Electric Plasma Rocket Could Travel to Mars in 40 Days

Replacing chemical rockets with electric motors could cut the 6 month travel time between Earth and Mars by 75%. A company called Ad Astra has successfully tested a 200 Kw proto-type electro-magnetic thruster at full power and says a 20-megawatt engine could propel human missions to Mars in just 39 days.

A VAriable Specific Impulse Magnetoplasma Rocket (VASIMR) sometimes referred to as Electro-thermal Plasma Thruster or Electro-thermal Magnetoplasma Rocket, capable of reaching speeds of up to 126,000 miles per hour, uses radio waves to ionize and heat a gas such as argon, xenon, or hydrogen to 51.8 million degrees Fahrenheit (11 million degrees Celsius) contained and directed by a magnetic field to accelerate the resulting plasma and generate thrust.

We've had a look at Plasma Jet Engines possibly replacing fossil fueled jet turbines in commercial aircraft and it seems Plasma motors are the preferred option for NASAs future propulsion systems.
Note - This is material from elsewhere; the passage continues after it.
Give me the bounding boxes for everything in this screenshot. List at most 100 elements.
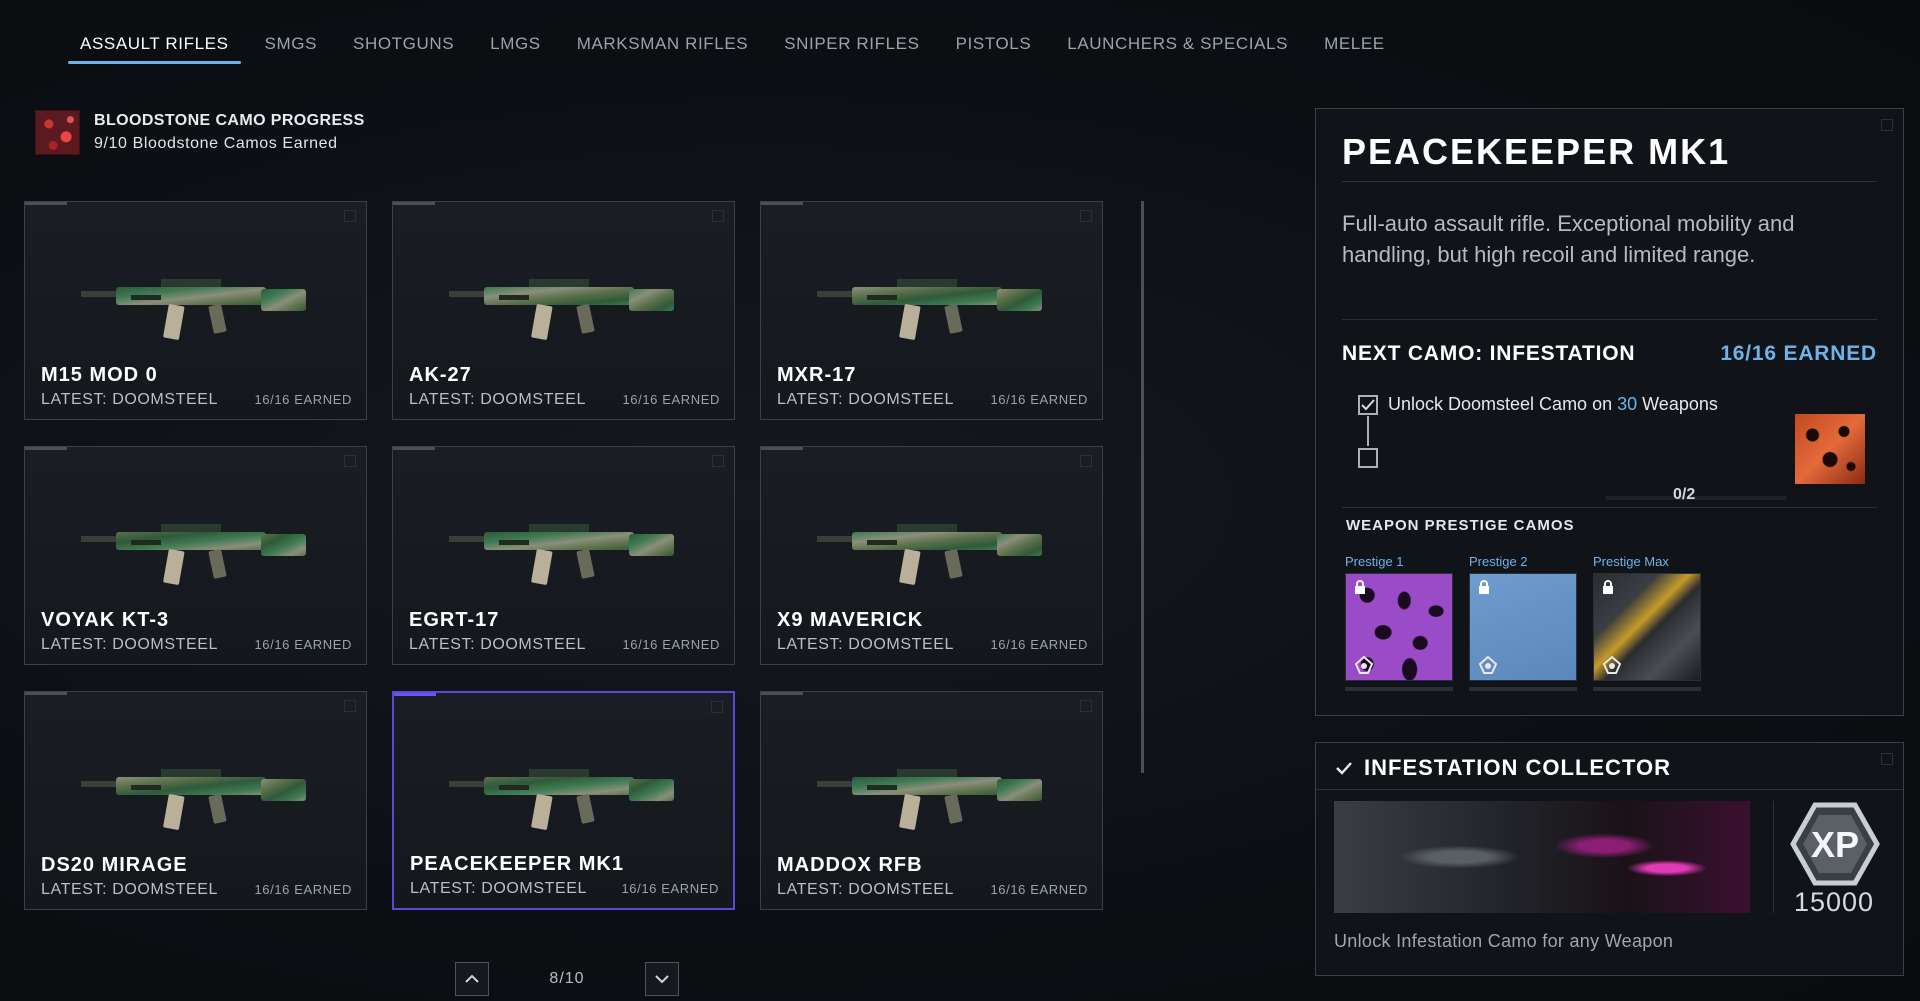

Although a VASIMR is not suitable to launch payloads from the surface of the Earth due to its low thrust to weight ratio, they are well suited to act as an upper stage and can reduce the fuel requirements for in-space transportation, in some applications they are one-twentieth the cost of operating chemical rockets.

As with a Plasma Jet Engine, the electrical power source may be a challenge. As a station keeping motor on the International Space Station (ISS) the VASIMR could maintain the ISS's orbit without requiring any additional fuel as the motor would be powered by the Stations solar panels and use hydrogen as the propellant gas which is already generated as a waste product on the Station.

While the 200-kilowatt prototype VASIMR engine will suffice for ISS station keeping, the distance between the Earth and Mars varies between 35 and 250 million miles (55 million and 400 million kilometers) depending on their points of orbit, so a 20-megawatt plasma rocket is required for a human flight to Mars. Solar isn't really an option at these power levels. The entire solar array on the ISS generates 120 kW. Using Solar to generate 20 MW would require an array 160 times the size and it would produce less energy as the spacecraft traveled further away from the sun so the only option is a Nuclear power source.

The VASIMR is expected to be put to work on the ISS for orbit re-boosting duty in late 2013 or early 2014.